What if you find a planet that pretends to be iron/medieval age but in reality it's a cover up to lure exactly the right kind of scum.
Bait and switch actually sounds kinda fun. A little contrived but it might be lulzy to run.
They come in believing a easy prey awaits but soon discover they fallen into a trap, the locals do have technology beyond crossbows and your ship has been boarded and being overrun to be resold while you are left stranded planetside (your transport is blown up or something and none are coming from the ship).
The crew compliment is 26k. That's without counting the actual House soldiers or elite troops in Power Armor with Melta Guns on board. Seizing an entire starship is actually not as straightforward as one would think. Which is why it would seem a little contrived to have a planet of pirates masquerading as savages.

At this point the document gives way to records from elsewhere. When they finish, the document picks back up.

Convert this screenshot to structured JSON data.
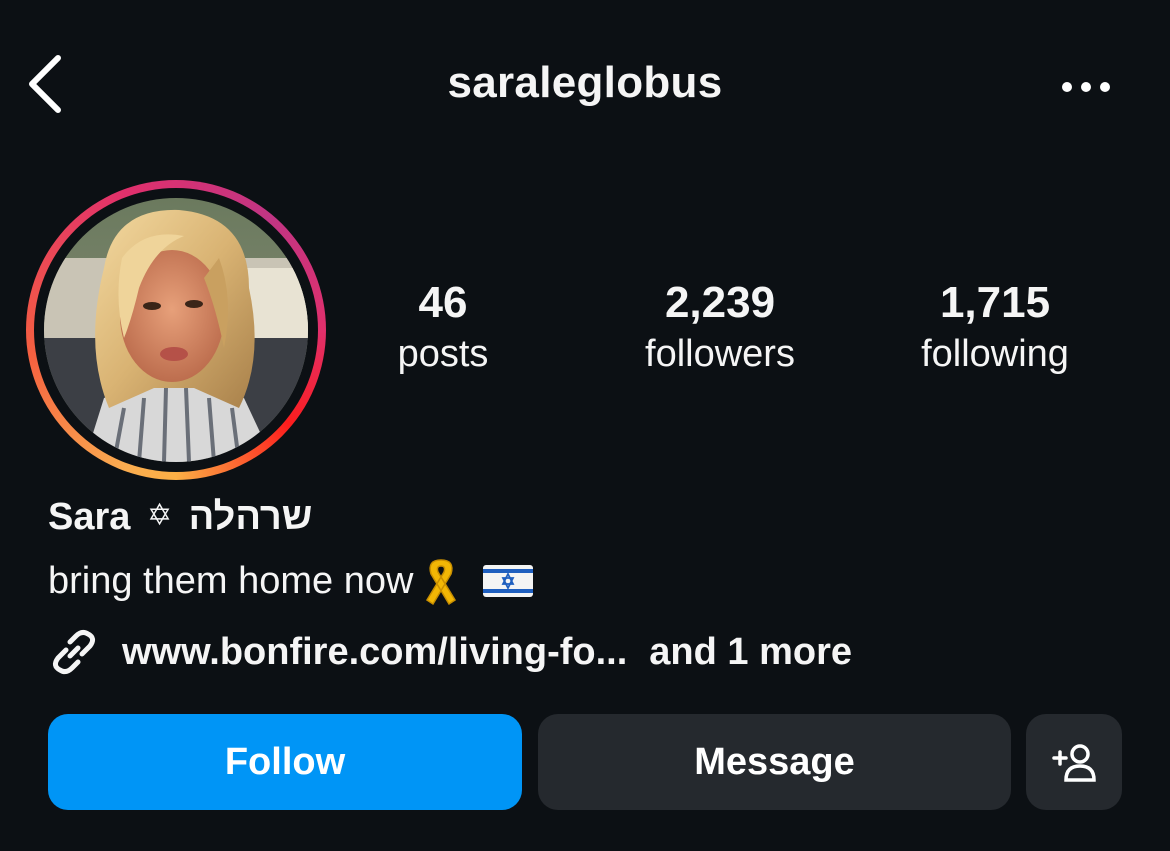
{
  "header": {
    "username": "saraleglobus",
    "back_icon": "chevron-left-icon",
    "more_icon": "more-horizontal-icon"
  },
  "profile": {
    "avatar": "profile-photo",
    "stats": [
      {
        "value": "46",
        "label": "posts"
      },
      {
        "value": "2,239",
        "label": "followers"
      },
      {
        "value": "1,715",
        "label": "following"
      }
    ],
    "name_latin": "Sara",
    "name_symbol": "✡",
    "name_hebrew": "שרהלה",
    "bio_text": "bring them home now",
    "bio_emoji_1": "yellow-ribbon",
    "bio_emoji_2": "israel-flag",
    "link_text": "www.bonfire.com/living-fo...",
    "link_more": "and 1 more",
    "link_icon": "link-icon"
  },
  "actions": {
    "follow_label": "Follow",
    "message_label": "Message",
    "add_icon": "add-person-icon"
  },
  "colors": {
    "background": "#0c1014",
    "follow_button": "#0095f6",
    "secondary_button": "#25292e"
  }
}
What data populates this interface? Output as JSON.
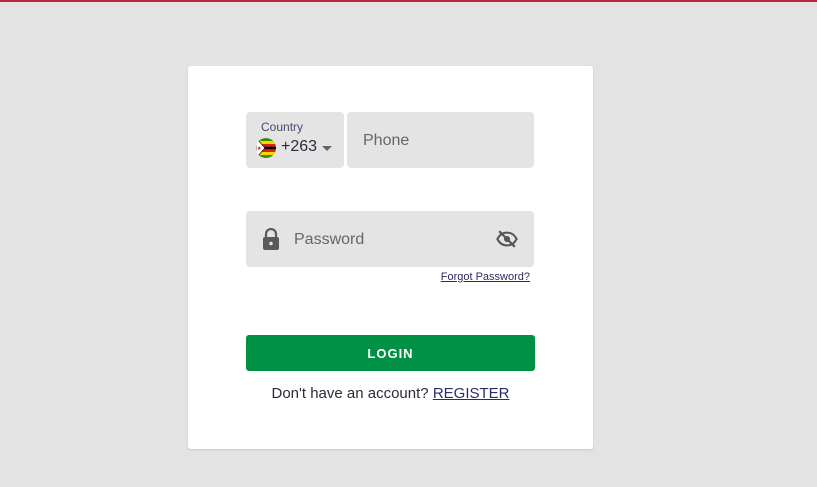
{
  "login_form": {
    "country_label": "Country",
    "country_code": "+263",
    "flag": "zimbabwe-flag",
    "phone_placeholder": "Phone",
    "password_placeholder": "Password",
    "forgot_password_label": "Forgot Password?",
    "login_label": "LOGIN",
    "register_prompt": "Don't have an account?",
    "register_label": "REGISTER"
  },
  "colors": {
    "accent": "#009144",
    "top_bar": "#b8283a",
    "background": "#e3e3e3",
    "field_background": "#e4e4e4"
  },
  "icons": {
    "lock": "lock-icon",
    "visibility": "eye-off-icon",
    "dropdown": "caret-down-icon"
  }
}
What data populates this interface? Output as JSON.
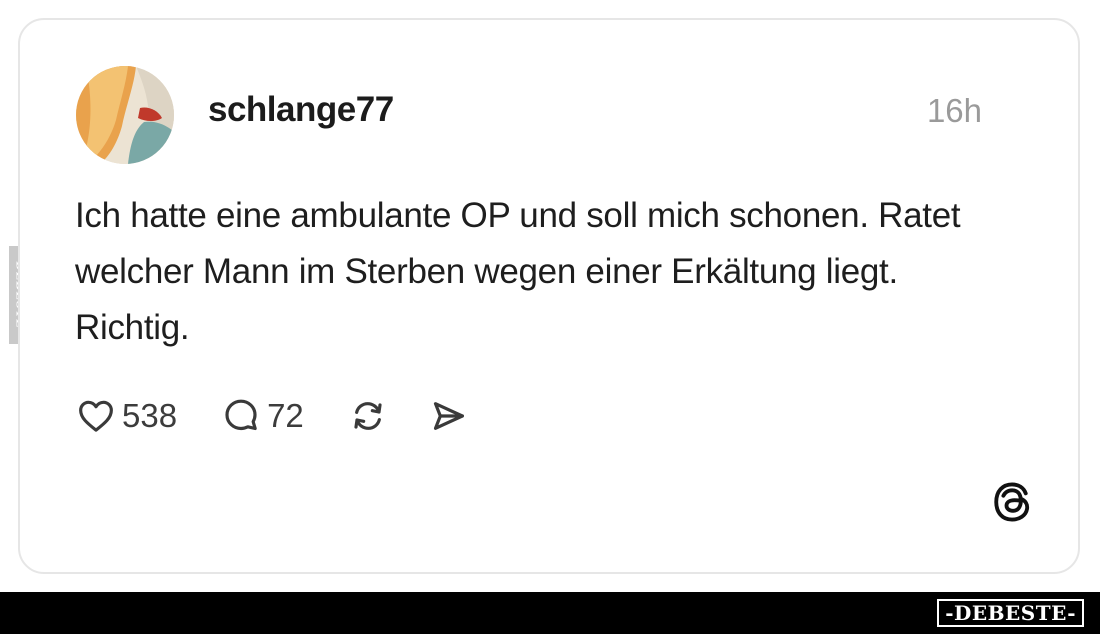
{
  "post": {
    "username": "schlange77",
    "timestamp": "16h",
    "text": "Ich hatte eine ambulante OP und soll mich schonen. Ratet welcher Mann im Sterben wegen einer Erkältung liegt. Richtig.",
    "likes": "538",
    "comments": "72"
  },
  "icons": {
    "like": "heart-icon",
    "comment": "speech-bubble-icon",
    "repost": "repost-icon",
    "share": "send-icon",
    "platform": "threads-logo-icon"
  },
  "watermark": {
    "side_label": "DEBESTE",
    "brand_label": "-DEBESTE-"
  },
  "colors": {
    "text": "#1e1e1e",
    "muted": "#9a9a9a",
    "card_border": "#e6e6e6",
    "footer": "#000000"
  }
}
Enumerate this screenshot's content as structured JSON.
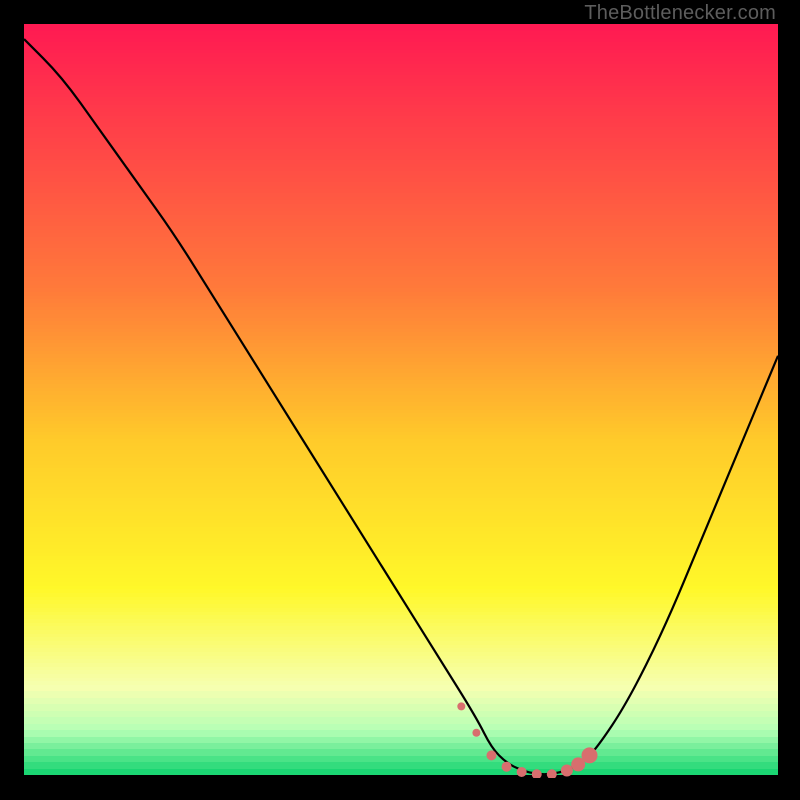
{
  "watermark": "TheBottlenecker.com",
  "chart_data": {
    "type": "line",
    "title": "",
    "xlabel": "",
    "ylabel": "",
    "xlim": [
      0,
      100
    ],
    "ylim": [
      0,
      100
    ],
    "grid": false,
    "background_gradient": [
      {
        "pos": 0.0,
        "color": "#ff1a52"
      },
      {
        "pos": 0.35,
        "color": "#ff7a3a"
      },
      {
        "pos": 0.55,
        "color": "#ffca2a"
      },
      {
        "pos": 0.75,
        "color": "#fff829"
      },
      {
        "pos": 0.88,
        "color": "#f6ffb0"
      },
      {
        "pos": 0.94,
        "color": "#b5ffb5"
      },
      {
        "pos": 1.0,
        "color": "#1bd673"
      }
    ],
    "series": [
      {
        "name": "bottleneck-curve",
        "color": "#000000",
        "x": [
          0,
          5,
          10,
          15,
          20,
          25,
          30,
          35,
          40,
          45,
          50,
          55,
          60,
          62,
          64,
          66,
          68,
          70,
          72,
          74,
          76,
          80,
          85,
          90,
          95,
          100
        ],
        "y": [
          98,
          93,
          86,
          79,
          72,
          64,
          56,
          48,
          40,
          32,
          24,
          16,
          8,
          4,
          2,
          1,
          0.5,
          0.5,
          1,
          2,
          4,
          10,
          20,
          32,
          44,
          56
        ]
      }
    ],
    "markers": {
      "name": "optimal-range",
      "color": "#d86e6e",
      "points": [
        {
          "x": 58,
          "y": 9.5,
          "r": 4
        },
        {
          "x": 60,
          "y": 6,
          "r": 4
        },
        {
          "x": 62,
          "y": 3,
          "r": 5
        },
        {
          "x": 64,
          "y": 1.5,
          "r": 5
        },
        {
          "x": 66,
          "y": 0.8,
          "r": 5
        },
        {
          "x": 68,
          "y": 0.5,
          "r": 5
        },
        {
          "x": 70,
          "y": 0.5,
          "r": 5
        },
        {
          "x": 72,
          "y": 1,
          "r": 6
        },
        {
          "x": 73.5,
          "y": 1.8,
          "r": 7
        },
        {
          "x": 75,
          "y": 3,
          "r": 8
        }
      ]
    }
  }
}
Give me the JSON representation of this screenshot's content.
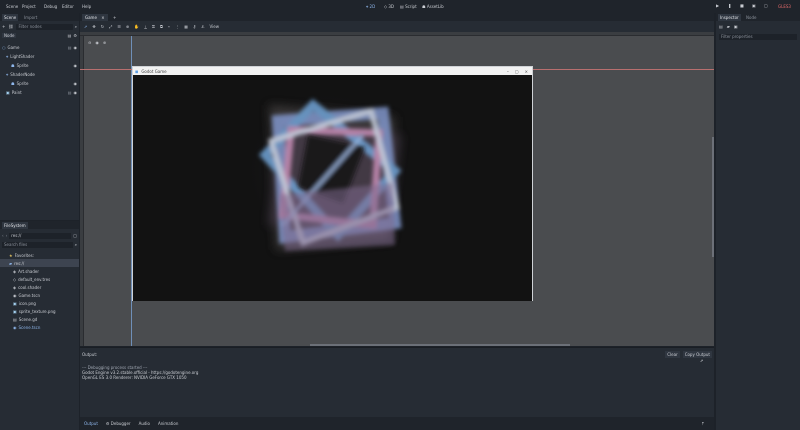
{
  "menubar": {
    "menus": [
      "Scene",
      "Project",
      "Debug",
      "Editor",
      "Help"
    ],
    "workspaces": [
      "2D",
      "3D",
      "Script",
      "AssetLib"
    ],
    "renderer": "GLES3"
  },
  "scene_dock": {
    "tabs": [
      "Scene",
      "Import"
    ],
    "filter_placeholder": "Filter nodes",
    "root_node_label": "Node",
    "tree": [
      {
        "label": "Game",
        "depth": 0
      },
      {
        "label": "LightShader",
        "depth": 1
      },
      {
        "label": "Sprite",
        "depth": 2
      },
      {
        "label": "ShaderNode",
        "depth": 1
      },
      {
        "label": "Sprite",
        "depth": 2
      },
      {
        "label": "Paint",
        "depth": 1
      }
    ]
  },
  "filesystem": {
    "tab": "FileSystem",
    "path": "res://",
    "search_placeholder": "Search files",
    "items": [
      {
        "label": "Favorites:",
        "icon": "star-icon"
      },
      {
        "label": "res://",
        "icon": "folder-icon",
        "selected": true
      },
      {
        "label": "Art.shader",
        "icon": "file-icon"
      },
      {
        "label": "default_env.tres",
        "icon": "file-icon"
      },
      {
        "label": "cool.shader",
        "icon": "file-icon"
      },
      {
        "label": "Game.tscn",
        "icon": "file-icon"
      },
      {
        "label": "icon.png",
        "icon": "image-icon"
      },
      {
        "label": "sprite_texture.png",
        "icon": "image-icon"
      },
      {
        "label": "Scene.gd",
        "icon": "script-icon"
      },
      {
        "label": "Scene.tscn",
        "icon": "file-icon"
      }
    ]
  },
  "center": {
    "scene_tab": "Game",
    "view_label": "View",
    "game_window_title": "Godot Game"
  },
  "output": {
    "title": "Output:",
    "clear_label": "Clear",
    "copy_label": "Copy Output",
    "lines": [
      "--- Debugging process started ---",
      "Godot Engine v3.2.stable.official - https://godotengine.org",
      "OpenGL ES 3.0 Renderer: NVIDIA GeForce GTX 1050"
    ]
  },
  "bottom_tabs": [
    "Output",
    "Debugger",
    "Audio",
    "Animation"
  ],
  "inspector": {
    "tabs": [
      "Inspector",
      "Node"
    ],
    "filter_placeholder": "Filter properties"
  },
  "colors": {
    "accent": "#5f9fe3",
    "panel": "#262c34",
    "viewport": "#4a4c4f"
  }
}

One would think it would be simpler to just wait at the warp translation point and jump the first ship that comes out of the Warp when it's blind and struggling.
Then the warpstorm hits.
While that is totally thematically appropriate for 40k, it kind of violates the primary rule of table top roleplaying (IMO) where players need to be able to do something in the face of X. Being caught in a warpstorm doesn't really leave the players a lot of options other than "don't die." While it's great for newbies or easy going roleplayers, veterans with a strong sense of fun vs. not fun and what's fair can sort of see through the narrative and can often resent situations designed purely to put them through ordeals with few options for them to act on.
That and I did write up my psychotic warp travel procedure so I could make "warp stuff" a regular part of gameplay. (So far, some of my most effective warp events have actually been 100% flavor things that became something more in the minds of the players. God I love Warp-based paranoia.)
Mutiny plot -> make the crew want something (or something) and once Captain goes to blow their brains out, make the whole crew flip their shit (bonus points for Chaos cultists) so in the end the team is captured. The ship arrives on destination or somewhere and then they must bust out of it and get help, but once they leave the ship the mutineers should notice what is going on and warp the fuck out. Then make the party have to go long distances to retrieve the ship, and if they try full frontal assault instead of doing something more subtle, they should be forced to destroy it because fuck those guys.
I get where you're coming from (man I'm just full of nay-saying right now) but a couple things:
-The players were inspired by like old-timey high seas adventure. "Master & Commander" is what they're going for. Their crew is populated by 'hard men' from the captain's own planet, and they joined him on his revenge quest against this Ork Freebooter that wrecked their world. So up until now it's all been very "Yes sir!" and "We won't let you down Captain!" and "you heard the Captain!" and "Death to Grom Kol! YYEEEARRRRGGGHHHH!" Having the entire crew mutiny on them both would reverse what the theme has been so far....and the players haven't really done anything to warrant it. Yet.
-Mutiny is already part of the rules based on how bad crew losses are and how much shit they've been put through, how long they've gone without shore leave. I'd prefer to let a real mutiny organically arise from that. That way I'm free of accusations of rail-roading them.
-I planted an unknown number of sleeper cells of saboteurs on the ship. Basically they're men from a disgraced house that considered itself the archenemy of the Captain's house. After their disgrace, they signed away their lives for a chance at revenge against House Kincaide, joining teh crew under false pretenses and succeeding since the Captain needed every warm body that would say yes. The players have already "foiled" a number of sabotage attempts. I'm just waiting for the right opportunity to do something else. So far it's been sabotaging munitions or planting bombs around the ship. I'm tempted to have them attack someone in their quarters next time. There are plenty of people already who bear the ship and crew ill will. I don't know if I need to turn their whole crew against them. It's also a lever I can use when, in the middle of something truly dire, the saboteurs can make the situation even worse. (As an aside, they caught one of the saboteurs and turned him into a servitor that picks up dog shit on the bridge. They named him Doodles. These are my players.)
Also I got an apology from a friend for basically being immature dicks at table. That went a long way toward soothing my ego.